Published Jun 30, 2019"It's buck-a-beer time," Mick Jagger said at one point. "Thanks to Doug Ford." And the boos rained down at this local reference. Jagger, perhaps unaware of whom or even what he was invoking, half-shrugged at the response, added nothing further by way of local political commentary, and carried on.
The Rolling Stones had just this one Canadian date on their No Filter tour and it was a massive affair, out in a country field in Ontario, with enough space for 70,000. It wasn't for the long-timers, but for the band's broad, general audience. And so rather than deep cuts, they broke out hits and singles that were familiar and attacked them with friendly fire.
They bounded out with 1968's "Street Fighting Man," sounding mighty, Keith Richards digging into one of his most famous riffs and Charlie Watts pushing the rhythm along like no other drummer ever could. Jagger's voice is remarkably strong, and on this or "Let's Spend the Night Together" or "Sad Sad Sad," he hit his parts with everything they needed. When the band launched into "Tumbling Dice," he seemed to transport his physical self back to 1972, singing the swaggering, swinging song like he was pushing 30, not 80.
The band's long-ridiculed age and death defiance has a lot to do with their wealth and the requisite comfort it offers them to rest and heal. From afar, it's easy enough to question the band's motivations for steaming ahead; do they really need more of our money? Is this normal physical behaviour for men of their age?
At the show though, all of that background noise is silenced. Watching Ron Wood solo with a wide grin on his face, or any of the band members, laughing and just embracing and touching each other reassuringly with genuine affection brings their relationships into view, and perhaps due to recent health scares, it seems more personal than business these days.

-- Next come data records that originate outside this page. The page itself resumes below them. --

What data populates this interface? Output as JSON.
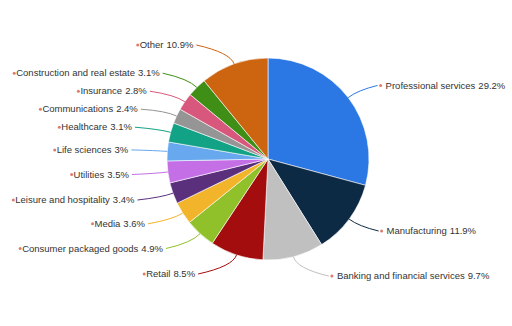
{
  "chart_data": {
    "type": "pie",
    "categories": [
      "Professional services",
      "Manufacturing",
      "Banking and financial services",
      "Retail",
      "Consumer packaged goods",
      "Media",
      "Leisure and hospitality",
      "Utilities",
      "Life sciences",
      "Healthcare",
      "Communications",
      "Insurance",
      "Construction and real estate",
      "Other"
    ],
    "values": [
      29.2,
      11.9,
      9.7,
      8.5,
      4.9,
      3.6,
      3.4,
      3.5,
      3,
      3.1,
      2.4,
      2.8,
      3.1,
      10.9
    ],
    "value_labels": [
      "29.2%",
      "11.9%",
      "9.7%",
      "8.5%",
      "4.9%",
      "3.6%",
      "3.4%",
      "3.5%",
      "3%",
      "3.1%",
      "2.4%",
      "2.8%",
      "3.1%",
      "10.9%"
    ],
    "colors": [
      "#2b78e4",
      "#0d2a45",
      "#c0c0c0",
      "#a30d0d",
      "#90c12b",
      "#f2b42a",
      "#5a2f7c",
      "#c46fe6",
      "#67a8ee",
      "#12a286",
      "#959595",
      "#d7587c",
      "#3f8f16",
      "#cc6410"
    ],
    "data_labels": true
  }
}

At one point, the remaining original Stones and Wood headed up a catwalk to a small stage to play acoustic versions of "Angie" and "Dead Flowers," two of their most enduring folk and country explorations, and the results were endearingly fine. Later on, after Jagger politely introduced each band member and every auxiliary musician on stage, Richards accepted the customary spotlight for his songs, in this case, a teetering "Slipping Away" and a crowd-pleasing "Before They Make Me Run."
As a whole, the set is mostly evenly paced, and may not go down as the best they've ever played; they're good and landing tricky things ("Midnight Rambler" requires all of their reflexes to work and it does) but something's also a little off, or maybe some rust is binding things that should be loose. But the performance also feels true to their ragged authenticity, as an almost 60-year-old, live guitar-rock band in 2019.

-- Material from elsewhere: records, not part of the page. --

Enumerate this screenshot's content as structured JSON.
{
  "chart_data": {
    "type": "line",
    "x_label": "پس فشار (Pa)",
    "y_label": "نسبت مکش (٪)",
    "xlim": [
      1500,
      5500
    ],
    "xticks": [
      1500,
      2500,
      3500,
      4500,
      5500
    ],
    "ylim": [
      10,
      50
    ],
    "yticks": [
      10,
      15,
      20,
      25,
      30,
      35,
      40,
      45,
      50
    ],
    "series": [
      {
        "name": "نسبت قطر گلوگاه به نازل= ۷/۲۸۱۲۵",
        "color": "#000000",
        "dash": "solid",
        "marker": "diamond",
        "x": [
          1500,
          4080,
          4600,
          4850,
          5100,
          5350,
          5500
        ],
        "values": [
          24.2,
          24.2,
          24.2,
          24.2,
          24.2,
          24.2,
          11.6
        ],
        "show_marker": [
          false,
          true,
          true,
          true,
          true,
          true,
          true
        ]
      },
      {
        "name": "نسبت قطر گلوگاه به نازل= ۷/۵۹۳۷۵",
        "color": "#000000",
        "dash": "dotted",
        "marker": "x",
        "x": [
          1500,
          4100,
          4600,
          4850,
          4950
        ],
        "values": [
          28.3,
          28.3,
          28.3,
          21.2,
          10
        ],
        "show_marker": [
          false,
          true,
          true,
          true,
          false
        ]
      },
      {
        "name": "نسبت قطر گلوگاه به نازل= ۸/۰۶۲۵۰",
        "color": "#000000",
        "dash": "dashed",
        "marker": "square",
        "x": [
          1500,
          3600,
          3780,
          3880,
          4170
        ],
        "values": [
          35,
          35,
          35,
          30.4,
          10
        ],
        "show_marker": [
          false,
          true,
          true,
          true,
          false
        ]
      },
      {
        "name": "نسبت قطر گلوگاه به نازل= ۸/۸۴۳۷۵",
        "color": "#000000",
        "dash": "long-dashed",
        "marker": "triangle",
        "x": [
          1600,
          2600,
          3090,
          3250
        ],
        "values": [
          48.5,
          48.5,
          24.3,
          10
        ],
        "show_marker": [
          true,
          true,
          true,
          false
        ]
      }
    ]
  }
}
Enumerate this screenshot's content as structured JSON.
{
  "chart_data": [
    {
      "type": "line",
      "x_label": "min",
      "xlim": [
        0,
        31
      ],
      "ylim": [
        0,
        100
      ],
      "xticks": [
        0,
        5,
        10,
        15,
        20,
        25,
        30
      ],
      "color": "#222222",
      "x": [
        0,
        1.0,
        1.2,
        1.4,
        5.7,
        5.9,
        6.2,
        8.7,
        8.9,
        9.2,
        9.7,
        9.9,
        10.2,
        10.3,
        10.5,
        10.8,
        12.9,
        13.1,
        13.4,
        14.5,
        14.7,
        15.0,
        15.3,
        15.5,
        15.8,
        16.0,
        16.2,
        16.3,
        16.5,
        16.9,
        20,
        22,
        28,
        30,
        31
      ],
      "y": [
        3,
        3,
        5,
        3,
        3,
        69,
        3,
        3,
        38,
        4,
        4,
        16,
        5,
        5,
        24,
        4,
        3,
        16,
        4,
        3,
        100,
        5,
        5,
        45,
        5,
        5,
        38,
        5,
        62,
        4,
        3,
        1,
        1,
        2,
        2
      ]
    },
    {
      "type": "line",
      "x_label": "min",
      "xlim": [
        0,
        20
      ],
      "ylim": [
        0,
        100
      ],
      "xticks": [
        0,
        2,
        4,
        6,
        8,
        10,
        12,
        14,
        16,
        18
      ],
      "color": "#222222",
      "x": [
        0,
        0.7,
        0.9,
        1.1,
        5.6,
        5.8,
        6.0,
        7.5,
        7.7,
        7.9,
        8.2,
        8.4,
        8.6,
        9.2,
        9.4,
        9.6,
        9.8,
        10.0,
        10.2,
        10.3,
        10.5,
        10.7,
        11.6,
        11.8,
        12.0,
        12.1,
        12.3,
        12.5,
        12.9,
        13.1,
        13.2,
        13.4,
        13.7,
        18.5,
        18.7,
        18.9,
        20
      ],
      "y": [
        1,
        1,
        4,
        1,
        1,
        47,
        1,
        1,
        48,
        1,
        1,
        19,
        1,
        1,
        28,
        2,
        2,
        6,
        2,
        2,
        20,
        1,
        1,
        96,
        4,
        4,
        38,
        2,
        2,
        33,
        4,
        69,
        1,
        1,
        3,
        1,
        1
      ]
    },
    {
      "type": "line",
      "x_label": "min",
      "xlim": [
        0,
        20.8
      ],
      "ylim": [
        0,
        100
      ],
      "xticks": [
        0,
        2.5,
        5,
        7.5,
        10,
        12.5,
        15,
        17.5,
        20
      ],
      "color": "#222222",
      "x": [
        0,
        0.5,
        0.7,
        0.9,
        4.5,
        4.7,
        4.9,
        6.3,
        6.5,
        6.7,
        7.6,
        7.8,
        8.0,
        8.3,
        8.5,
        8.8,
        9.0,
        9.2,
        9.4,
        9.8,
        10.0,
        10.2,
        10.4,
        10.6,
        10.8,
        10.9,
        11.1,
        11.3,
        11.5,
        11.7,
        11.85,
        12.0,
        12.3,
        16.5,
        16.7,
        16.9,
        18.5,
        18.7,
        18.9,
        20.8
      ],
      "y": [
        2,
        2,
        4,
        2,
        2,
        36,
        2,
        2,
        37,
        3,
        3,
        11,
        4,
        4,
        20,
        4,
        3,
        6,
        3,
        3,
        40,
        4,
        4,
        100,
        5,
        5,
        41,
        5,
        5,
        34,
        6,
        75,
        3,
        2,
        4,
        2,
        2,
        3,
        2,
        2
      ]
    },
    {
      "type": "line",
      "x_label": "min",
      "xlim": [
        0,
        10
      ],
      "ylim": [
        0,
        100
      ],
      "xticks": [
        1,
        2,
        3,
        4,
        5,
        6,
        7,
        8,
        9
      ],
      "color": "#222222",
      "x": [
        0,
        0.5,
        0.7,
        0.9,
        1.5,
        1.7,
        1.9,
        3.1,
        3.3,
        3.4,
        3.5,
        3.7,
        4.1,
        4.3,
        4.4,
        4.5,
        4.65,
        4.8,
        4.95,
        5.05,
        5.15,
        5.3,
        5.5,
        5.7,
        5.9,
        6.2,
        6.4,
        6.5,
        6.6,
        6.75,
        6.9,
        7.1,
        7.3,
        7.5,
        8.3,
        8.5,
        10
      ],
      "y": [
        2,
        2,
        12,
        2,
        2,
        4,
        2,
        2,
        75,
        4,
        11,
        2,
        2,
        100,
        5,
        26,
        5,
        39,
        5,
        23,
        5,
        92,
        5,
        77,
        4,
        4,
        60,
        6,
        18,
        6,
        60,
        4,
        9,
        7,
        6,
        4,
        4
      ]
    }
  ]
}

Jagger has always been the one most conscious of being part of contemporary music trends and keeping the Stones topical. The impulse has led to some formidable, adaptive highs and desperate, youth-chasing lows (and whatever the relatively benign Ford bit was) over the past few decades, not to mention some bemused belligerence from Richards, his comparably genre-puritanical creative soulmate.
But a two-hour 'best-of' show like this really exhibits the band's true core, as architects of a gritty musical form that takes from and gives to the culture in equal measure. The heartening experience of seeing them play and play and play (perhaps in Canada for the last time) may not be revelatory, but it remains rewarding.